What are common foods kids are allergic to?
Any food can cause an allergic reaction but 90 percent of food allergies in kids are caused by just six common foods/food groups: milk, eggs, peanuts, tree nuts (like cashews, pistachios and almonds), soy and wheat. Adults are commonly allergic to four foods: peanuts, tree nuts, fish and shellfish.
Some kids will outgrow food allergies especially to milk and egg. Conversely, some children, especially those with severe food allergy or peanut allergy, will have to avoid the allergen for their entire lives.

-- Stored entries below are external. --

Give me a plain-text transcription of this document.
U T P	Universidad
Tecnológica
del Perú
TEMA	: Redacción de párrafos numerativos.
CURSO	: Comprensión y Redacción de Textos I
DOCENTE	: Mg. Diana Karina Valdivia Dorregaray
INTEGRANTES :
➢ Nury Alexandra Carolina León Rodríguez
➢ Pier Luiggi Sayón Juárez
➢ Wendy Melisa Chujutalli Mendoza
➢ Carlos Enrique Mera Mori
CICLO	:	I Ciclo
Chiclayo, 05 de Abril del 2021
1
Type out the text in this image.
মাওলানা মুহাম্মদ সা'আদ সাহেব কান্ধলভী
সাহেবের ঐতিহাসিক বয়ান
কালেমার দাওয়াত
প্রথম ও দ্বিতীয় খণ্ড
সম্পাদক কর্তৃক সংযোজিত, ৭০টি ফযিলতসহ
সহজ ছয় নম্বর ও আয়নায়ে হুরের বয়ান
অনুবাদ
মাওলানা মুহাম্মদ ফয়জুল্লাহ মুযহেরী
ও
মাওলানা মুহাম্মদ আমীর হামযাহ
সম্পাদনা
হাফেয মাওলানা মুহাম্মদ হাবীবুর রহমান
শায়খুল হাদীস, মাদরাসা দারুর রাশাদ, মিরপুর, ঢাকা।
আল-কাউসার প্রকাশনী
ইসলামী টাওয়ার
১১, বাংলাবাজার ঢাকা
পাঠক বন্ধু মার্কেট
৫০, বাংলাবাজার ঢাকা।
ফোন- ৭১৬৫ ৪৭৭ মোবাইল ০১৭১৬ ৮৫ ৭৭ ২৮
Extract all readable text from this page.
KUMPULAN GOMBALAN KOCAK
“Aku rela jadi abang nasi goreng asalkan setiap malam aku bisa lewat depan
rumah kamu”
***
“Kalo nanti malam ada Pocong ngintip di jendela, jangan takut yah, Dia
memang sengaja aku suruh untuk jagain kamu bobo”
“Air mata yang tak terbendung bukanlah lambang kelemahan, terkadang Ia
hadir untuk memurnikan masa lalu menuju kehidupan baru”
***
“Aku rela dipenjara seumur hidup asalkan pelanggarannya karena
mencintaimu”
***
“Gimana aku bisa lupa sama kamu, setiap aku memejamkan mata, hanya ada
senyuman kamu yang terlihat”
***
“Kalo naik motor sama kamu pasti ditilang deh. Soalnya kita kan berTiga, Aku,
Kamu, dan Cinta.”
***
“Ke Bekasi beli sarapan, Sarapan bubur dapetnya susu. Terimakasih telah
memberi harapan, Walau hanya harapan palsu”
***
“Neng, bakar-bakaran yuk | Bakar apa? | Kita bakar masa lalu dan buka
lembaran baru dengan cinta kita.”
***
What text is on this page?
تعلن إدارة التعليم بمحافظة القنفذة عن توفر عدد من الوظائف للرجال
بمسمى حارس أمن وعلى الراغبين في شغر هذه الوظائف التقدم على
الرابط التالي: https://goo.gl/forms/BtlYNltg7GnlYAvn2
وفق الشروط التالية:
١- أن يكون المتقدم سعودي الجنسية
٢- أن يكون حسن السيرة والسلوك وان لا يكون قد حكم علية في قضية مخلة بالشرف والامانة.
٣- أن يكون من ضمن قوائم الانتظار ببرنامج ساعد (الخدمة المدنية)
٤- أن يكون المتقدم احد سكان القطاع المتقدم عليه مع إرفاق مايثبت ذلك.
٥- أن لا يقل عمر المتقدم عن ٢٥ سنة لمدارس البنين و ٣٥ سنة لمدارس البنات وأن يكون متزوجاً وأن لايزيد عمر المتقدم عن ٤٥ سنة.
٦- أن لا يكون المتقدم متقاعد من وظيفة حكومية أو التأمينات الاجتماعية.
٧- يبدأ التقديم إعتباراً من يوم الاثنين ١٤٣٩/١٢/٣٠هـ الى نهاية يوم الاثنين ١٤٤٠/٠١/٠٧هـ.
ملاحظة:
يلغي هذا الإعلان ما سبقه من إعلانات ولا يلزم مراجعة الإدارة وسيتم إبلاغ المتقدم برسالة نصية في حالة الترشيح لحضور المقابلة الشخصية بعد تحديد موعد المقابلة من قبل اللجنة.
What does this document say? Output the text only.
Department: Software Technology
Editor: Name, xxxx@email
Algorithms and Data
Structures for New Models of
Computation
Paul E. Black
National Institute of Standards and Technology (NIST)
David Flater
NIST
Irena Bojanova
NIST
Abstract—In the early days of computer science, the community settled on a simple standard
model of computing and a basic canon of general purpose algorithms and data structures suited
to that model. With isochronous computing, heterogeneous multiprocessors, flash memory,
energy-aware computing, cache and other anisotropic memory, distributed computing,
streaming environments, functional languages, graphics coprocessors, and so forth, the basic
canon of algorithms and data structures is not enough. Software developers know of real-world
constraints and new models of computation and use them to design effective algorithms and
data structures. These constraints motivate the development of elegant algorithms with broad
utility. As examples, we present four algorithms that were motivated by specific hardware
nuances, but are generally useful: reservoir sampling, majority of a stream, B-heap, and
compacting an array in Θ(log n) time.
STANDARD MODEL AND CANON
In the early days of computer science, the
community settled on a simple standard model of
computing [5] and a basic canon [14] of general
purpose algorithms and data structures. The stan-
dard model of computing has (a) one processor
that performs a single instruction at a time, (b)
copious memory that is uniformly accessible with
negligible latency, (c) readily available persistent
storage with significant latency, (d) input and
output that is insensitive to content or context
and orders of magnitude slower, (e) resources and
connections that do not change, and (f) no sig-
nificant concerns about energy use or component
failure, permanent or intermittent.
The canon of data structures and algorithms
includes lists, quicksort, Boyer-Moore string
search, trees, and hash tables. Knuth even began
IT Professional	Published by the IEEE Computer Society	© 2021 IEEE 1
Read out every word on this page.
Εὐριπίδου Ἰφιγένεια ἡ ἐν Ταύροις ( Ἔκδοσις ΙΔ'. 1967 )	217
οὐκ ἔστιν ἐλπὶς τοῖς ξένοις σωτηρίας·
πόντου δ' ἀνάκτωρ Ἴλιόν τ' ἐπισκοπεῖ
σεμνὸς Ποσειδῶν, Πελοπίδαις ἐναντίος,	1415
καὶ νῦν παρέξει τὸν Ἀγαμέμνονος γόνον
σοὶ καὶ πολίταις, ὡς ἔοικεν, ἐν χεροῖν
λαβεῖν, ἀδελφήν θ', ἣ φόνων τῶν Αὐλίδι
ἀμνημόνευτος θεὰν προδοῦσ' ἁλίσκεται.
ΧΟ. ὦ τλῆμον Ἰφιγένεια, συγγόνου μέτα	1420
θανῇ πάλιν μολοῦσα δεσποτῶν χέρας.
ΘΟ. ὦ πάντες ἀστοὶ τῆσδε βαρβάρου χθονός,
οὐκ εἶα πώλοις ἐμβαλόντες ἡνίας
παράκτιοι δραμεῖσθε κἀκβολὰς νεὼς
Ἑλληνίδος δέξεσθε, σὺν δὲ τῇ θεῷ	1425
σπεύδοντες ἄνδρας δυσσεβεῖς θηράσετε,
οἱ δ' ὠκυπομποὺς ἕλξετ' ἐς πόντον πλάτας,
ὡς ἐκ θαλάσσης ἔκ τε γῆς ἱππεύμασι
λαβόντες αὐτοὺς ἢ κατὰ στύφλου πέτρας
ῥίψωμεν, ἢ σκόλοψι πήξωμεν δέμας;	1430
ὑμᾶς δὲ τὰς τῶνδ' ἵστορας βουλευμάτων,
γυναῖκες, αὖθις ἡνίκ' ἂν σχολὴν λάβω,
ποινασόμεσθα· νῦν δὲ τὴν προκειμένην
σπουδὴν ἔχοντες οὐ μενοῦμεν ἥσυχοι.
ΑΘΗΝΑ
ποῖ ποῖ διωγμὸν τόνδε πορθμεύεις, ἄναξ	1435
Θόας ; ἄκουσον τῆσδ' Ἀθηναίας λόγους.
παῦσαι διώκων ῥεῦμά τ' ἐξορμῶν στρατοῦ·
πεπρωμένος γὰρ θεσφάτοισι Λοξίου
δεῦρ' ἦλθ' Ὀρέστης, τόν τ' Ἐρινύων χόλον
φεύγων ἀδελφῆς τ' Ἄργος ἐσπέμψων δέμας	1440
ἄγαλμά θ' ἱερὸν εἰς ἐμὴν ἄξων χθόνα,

What are the signs of severe food allergy?
Anaphylaxis is the most serious allergic reaction. It usually happens quickly and can be deadly. Signs to look for include lips and/or tongue swelling, throat tightness, shortness of breath, chest pain, abdominal cramps, itching, dizziness and/or the feeling of impending doom.
Anaphylaxis is the body’s immune system “overreacting” to something (an allergen) that should’ve been harmless.
What is the treatment?
Anaphylaxis is a medical emergency and requires immediate medical attention. The main medication used to treat anaphylaxis is epinephrine (i.e. adrenaline). It is given via injection. There are a couple of auto-injectors that parents or children can carry in case of allergic reaction. One is called the Epi Pen and one is called Auvi-Q. It’s important that if your child is at risk for anaphylaxis that the epinephrine injector be with them at all times—at school, daycare or wherever the child may be. Don’t leave it at home because you won’t have it during an emergency situation.
If you or your child experience anaphylaxis and need to use epinephrine, make sure to call 911 and seek emergency medical attention.
Is there a current EpiPen shortage?
Recently, the Federal and Drug Administration warned of shortages of EpiPens in some areas across the United States. I have not heard about local pharmacies having short supplies of the medication.
The best bet is to check with your pharmacy if you are due for a refill of the medication and if it is not available, talk to your pediatrician about alternatives such as Auvi-Q or getting a vial of epinephrine.